Awalnya bertujuan untuk menjawab berbagai asumsi yang muncul di kepala para ahli syaraf atau neurolog yang senang dengan riset-riset ilmiah, untuk melihat kondisi-kondisi tertentu dari pasien neurologi. Misalnya untuk melihat kondisi pasien pasca kecelakaan, kondisi pasien epilepsi, pasca operasi otak, dan lama-lama pada anak-anak yang mempunyai gejala gangguan perkembangan neurologis. Hasil-hasil risetnya kemudian diaplikasikan di dalam klinik guna membantu penegakan diagnosa.
Metoda neurofeedback ditemukan oleh seorang dokter Amerika, Dr. Barry Sterman dari Universitas California di tahun 1960. Selama 20 tahun terus menurus dilakukan penelitian dan pada tahun 1980 mulai dilakukan penelitian di dalam klinik untuk anak dengan gangguan konsentrasi. Harapannya dengan pembelian stimulus dari luar, maka bioelektrik otak yang terjadi sebagai hasil dari perubahan arus neurotrasmitter (zat pembawa arus listrik) akan bisa diatur. Dari sana kemudian terus dikembangkan ke arah anak-anak bergangguan lainnya, seperti gangguan belajar, gangguan perkembangan kognitif, depresi, dan sebagainya. Modifikasi alatpun semakin beragam, begitu juga stimulus yang diberikan semakin bermacam-macam.
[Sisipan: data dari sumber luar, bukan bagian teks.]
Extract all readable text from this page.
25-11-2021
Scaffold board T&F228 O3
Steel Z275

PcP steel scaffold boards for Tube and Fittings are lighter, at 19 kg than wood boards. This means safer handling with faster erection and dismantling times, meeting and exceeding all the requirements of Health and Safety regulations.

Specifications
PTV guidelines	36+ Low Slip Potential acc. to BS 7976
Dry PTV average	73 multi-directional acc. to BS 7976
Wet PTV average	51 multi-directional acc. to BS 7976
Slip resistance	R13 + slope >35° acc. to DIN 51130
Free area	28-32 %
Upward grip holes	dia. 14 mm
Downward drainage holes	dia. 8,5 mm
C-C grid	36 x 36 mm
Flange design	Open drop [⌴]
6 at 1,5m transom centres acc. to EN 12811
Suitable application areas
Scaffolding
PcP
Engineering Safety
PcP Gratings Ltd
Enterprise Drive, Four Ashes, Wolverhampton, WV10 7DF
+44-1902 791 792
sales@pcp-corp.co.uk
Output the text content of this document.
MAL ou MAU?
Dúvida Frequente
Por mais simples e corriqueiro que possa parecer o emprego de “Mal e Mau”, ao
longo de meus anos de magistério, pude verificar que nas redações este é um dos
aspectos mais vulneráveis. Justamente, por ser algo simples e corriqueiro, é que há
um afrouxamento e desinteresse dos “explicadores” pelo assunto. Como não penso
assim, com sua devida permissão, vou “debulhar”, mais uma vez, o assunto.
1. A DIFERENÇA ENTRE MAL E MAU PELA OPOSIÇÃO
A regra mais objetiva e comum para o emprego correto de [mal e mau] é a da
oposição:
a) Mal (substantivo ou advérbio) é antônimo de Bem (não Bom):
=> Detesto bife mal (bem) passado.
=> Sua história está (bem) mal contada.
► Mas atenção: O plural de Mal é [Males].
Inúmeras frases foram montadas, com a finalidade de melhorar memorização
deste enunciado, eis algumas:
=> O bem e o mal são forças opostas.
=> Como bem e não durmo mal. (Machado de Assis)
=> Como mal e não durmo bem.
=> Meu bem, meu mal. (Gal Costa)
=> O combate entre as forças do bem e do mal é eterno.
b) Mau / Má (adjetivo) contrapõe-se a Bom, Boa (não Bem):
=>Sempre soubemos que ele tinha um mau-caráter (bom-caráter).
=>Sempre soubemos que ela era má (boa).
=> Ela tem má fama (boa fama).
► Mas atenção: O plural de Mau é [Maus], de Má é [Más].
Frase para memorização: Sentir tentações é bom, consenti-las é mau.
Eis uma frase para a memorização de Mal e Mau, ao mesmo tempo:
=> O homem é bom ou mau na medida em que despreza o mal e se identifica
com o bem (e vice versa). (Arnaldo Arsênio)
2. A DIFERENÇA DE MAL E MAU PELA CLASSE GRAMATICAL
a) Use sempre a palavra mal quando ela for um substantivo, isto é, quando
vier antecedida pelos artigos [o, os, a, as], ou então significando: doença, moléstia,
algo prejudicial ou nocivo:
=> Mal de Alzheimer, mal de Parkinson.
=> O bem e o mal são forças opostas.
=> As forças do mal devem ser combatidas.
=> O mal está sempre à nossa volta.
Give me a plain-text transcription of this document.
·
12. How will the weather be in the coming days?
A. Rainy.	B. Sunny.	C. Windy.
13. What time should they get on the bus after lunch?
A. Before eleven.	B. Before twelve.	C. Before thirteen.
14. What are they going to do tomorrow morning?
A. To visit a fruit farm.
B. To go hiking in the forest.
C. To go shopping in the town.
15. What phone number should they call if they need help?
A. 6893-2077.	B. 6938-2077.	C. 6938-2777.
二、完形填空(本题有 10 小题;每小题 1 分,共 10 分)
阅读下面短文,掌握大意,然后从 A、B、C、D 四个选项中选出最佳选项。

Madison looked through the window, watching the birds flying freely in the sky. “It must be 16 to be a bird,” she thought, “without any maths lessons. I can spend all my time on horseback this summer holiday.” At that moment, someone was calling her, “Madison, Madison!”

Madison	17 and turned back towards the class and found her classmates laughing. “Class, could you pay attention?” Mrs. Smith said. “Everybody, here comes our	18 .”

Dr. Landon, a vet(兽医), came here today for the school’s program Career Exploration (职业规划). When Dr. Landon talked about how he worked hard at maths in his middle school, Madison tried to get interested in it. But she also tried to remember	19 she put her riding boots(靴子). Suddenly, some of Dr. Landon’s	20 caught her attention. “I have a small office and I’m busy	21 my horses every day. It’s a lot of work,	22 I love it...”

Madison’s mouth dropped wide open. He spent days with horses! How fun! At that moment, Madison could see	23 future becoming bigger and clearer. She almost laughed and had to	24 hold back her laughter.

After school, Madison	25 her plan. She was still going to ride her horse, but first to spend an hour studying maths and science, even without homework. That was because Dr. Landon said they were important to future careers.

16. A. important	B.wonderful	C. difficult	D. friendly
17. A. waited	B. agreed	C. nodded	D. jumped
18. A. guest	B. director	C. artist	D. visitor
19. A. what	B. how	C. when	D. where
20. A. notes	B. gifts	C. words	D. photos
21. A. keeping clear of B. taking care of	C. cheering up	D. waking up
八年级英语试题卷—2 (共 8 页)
Prinsip dasar neurofeedback
Neurofeedback atau disebut juga electro-encephalograph biofeedback, yang kini banyak digunakan sebagai alat terapi, melakukan monitoring kondisi bioelektrik otak dengan tujuan akhir menormalisasi fungsi otak. Artinya apabila misalnya seorang anak yang mempunyai masalah konsentrasi, impulsif, gangguan belajar, epilepsi, ataupun orang dewasa yang mengalami keadaan depresi yang terus menerus, dimana memang terjadi kondisi bioelektrik yang tidak normal, maka kondisi ini diharapkan dapat dinormalkan. Dan fungsi kerja otak diharapkan juga dapat menjadi normal.
Terapinya sangat sederhana, si penderita diminta untuk mengerjakan sesi terapi dengan cara melihat layar komputer, mendengarkan musik, atau juga dengan getaran-getaran magnet yang dikirim ke permukaan kulit kepala. Dengan stimulasi ini diharapkan bioelektrik yang tidak normal akan terangsang ke arah apa yang kita inginkan. Misalnya pada anak ADHD lebih banyak mempunyai gelombang beta1 yaitu 12 – 18 HZ, maka gelombang ini diturunkan ke arah beta2 atau 4-8 HZ.
Diharapkan dengan berkali-kali latihan demikian, maka otak akan terangsang melakukan kondisi yang diharapkan menjadi suatu kebiasaan.
Berbagai penelitian neurofeedback
Namun bagaimana literatur ilmiah berbicara tentang neurofeedback therapy ini? Hingga saat ini masih belum ada kesimpulan yang konklusif tentang keberhasilan kerja neurofeedback ini. Sejak pertama kali percobaan neurofeedback dari tahun 1960 sudah ada sekitar 1000 publikasi neurofeedback therapy ini. Kebanyakan studi-studi itu menunjukkan bahwa laporan studi itu harus disingkirkan karena adanya masalah: tidak ada kelompok kontrol, kelompok percobaan terlalu kecil, adanya perbedaan pemberian perlakuan – orang percobaan terlalu bervariasi, diagnosanya tidak jelas, kriteria tidak jelas, kesimpulan peneliti tidak benar, tidak meliwati bijak bestari (peer reviewers), statistik salah, tidak menunjukkan disain sebelum dan sesudah perlakuan (before and after treatment), dan tidak ada studi lanjutan yang spesifik. Penelitian-penelitian yang dilakukan pada anak-anak bermasalah belajar, gangguan konsentrasi dan disleksia, menunjukkan bahwa ada kemajuan dalam konsentrasi namun saat dilakukan pemeriksaan kemajuan prestasi sekolah tidak menunjukkan apa-apa. Akhir kata, neurofeedback therapy ini terlalu banyak janji dan ujungnya selalu diisi dengan: perlu penelitian lebih lanjut. Padahal sudah 50 tahun dilaksanakan penelitian untuk ini.